MTN and CBA have tagged a 9 per cent for 30 days as a loan facilitation fee. Their argument is that it is not interest charged on the borrowed money. However, it is an interest rate charge on customers. The rate of 9 per cent per month is considered high by some since if it is annualised, it may result into 108 per cent per year, higher than any commercial bank. Even the alternative sources of short-term money like Savings and Credit Cooperative Organisations charge up-to 10 per cent per annum.

Other sources of short-term credit are Micro-Finance and Deposit taking institutions, whose average lending rate is 28 per cent per annum. Credit institutions also charge about 27 per cent per annum on loans. The average lending rate in commercial banks is currently about 23 per cent.

“The facility fee we are talking about isn’t interest; it is a facilitation fee that is charged on the money that has been taken out. In the economy there is a loan default rate of about 5 percent. Out of each Shs100,000 borrowed, there is Shs5000 that doesn’t get reimbursed. In order to cover the risk of defaulting, they (CBA) need to take out 5 per cent of the money. Already, the facilitation fee cannot be below 5 per cent, which is the default rate,” Mr Wim Vanhelleputte, MTN Uganda’s chief executive officer, explains.

Mr Vanhelleputte adds: “Whether it is taken every day, every month or every year, it is not an interest charge. Here, if the customer doesn’t pay back, the bank provides cover for the loss. So, 5 per cent of the 9 per cent is to cover the risk of not taking any collateral, and then you remain with 4 per cent. That 4 per cent is the cost of money and covers for the investment in the product.”

In Kenya, the level of Non-Performing Loans (NPLs) on the M-Shwari platform is 1.92 per cent, yet the interest rate is 7.2 per cent. The overall NPL rate in Kenya’s banking sector is 5.3 per cent. In Tanzania, the M-Pawa platform has an NPL rate of 8.52 per cent, slightly higher than the 8.3 per cent for the entire banking sector. The one-off charge on M-Pawa loans is at 9per cent.

Since the product across the region has more loans than deposits, then the cost of funds could be the challenge, especially for CBA. It should be noted that if Stanbic gets on board, the interest charge could be lower just like Equity and KCB in Kenya.

Regulation
There have been significant concerns about the regulation of mobile money in Uganda. Similarly, this product is not provided for in the Financial Institutions Act 2016. However, BoU regulates the service through CBA. According to the agreement signed between MTN and CBA, the bank is responsible for ensuring that the product is compliant with BoU regulations. It is CBA that went to BoU to seek approval for the product.

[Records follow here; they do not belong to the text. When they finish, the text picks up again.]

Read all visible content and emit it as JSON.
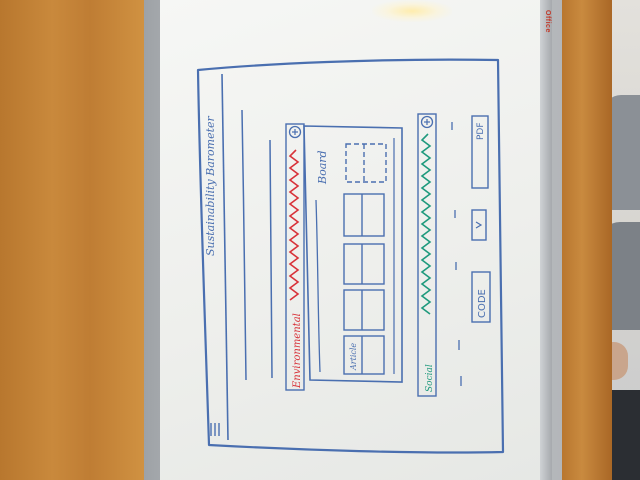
{
  "photo": {
    "surroundings": {
      "wood_color": "#c4843a",
      "board_color": "#f1f2ef"
    },
    "whiteboard_brand": "Office"
  },
  "sketch": {
    "title": "Sustainability Barometer",
    "environmental_label": "Environmental",
    "environmental_icon": "plus-circle-icon",
    "board_label": "Board",
    "article_label": "Article",
    "social_label": "Social",
    "social_icon": "plus-circle-icon",
    "pdf_button": "PDF",
    "code_button": "CODE",
    "menu_icon": "hamburger-icon",
    "colors": {
      "ink": "#4a6fb0",
      "environmental": "#d8333a",
      "social": "#1f9a7d"
    }
  }
}
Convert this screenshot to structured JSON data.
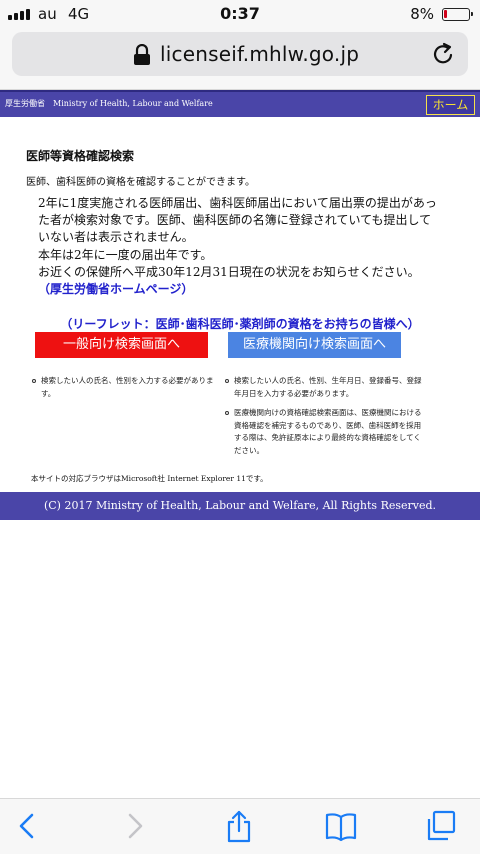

Mr Eric Maruiki, the general manager new business ventures at CBA, explains that “the MoKash savings account is a CBA account. That is why we require one to transfer money from the mobile money account to the MoKash account in order to comply with the law.”

The management of the accounts on the platform is done by CBA, a bank regulated by BoU. Once the money is transferred from the mobile money account to the MoKash account, then the deposits are secured by the Deposit Insurance Protection Fund at BoU. Additionally, BoU gave CBA a no-objection when they made an application.

“I want to reaffirm that as the head of supervision at Bank of Uganda, this product was brought to us, through the governor’s office. We looked at it, evaluated it and we endorsed it. We gave a no objection to CBA, a partner of MTN on the product,” Ms Justine Bagyenda, the executive director supervision at BoU.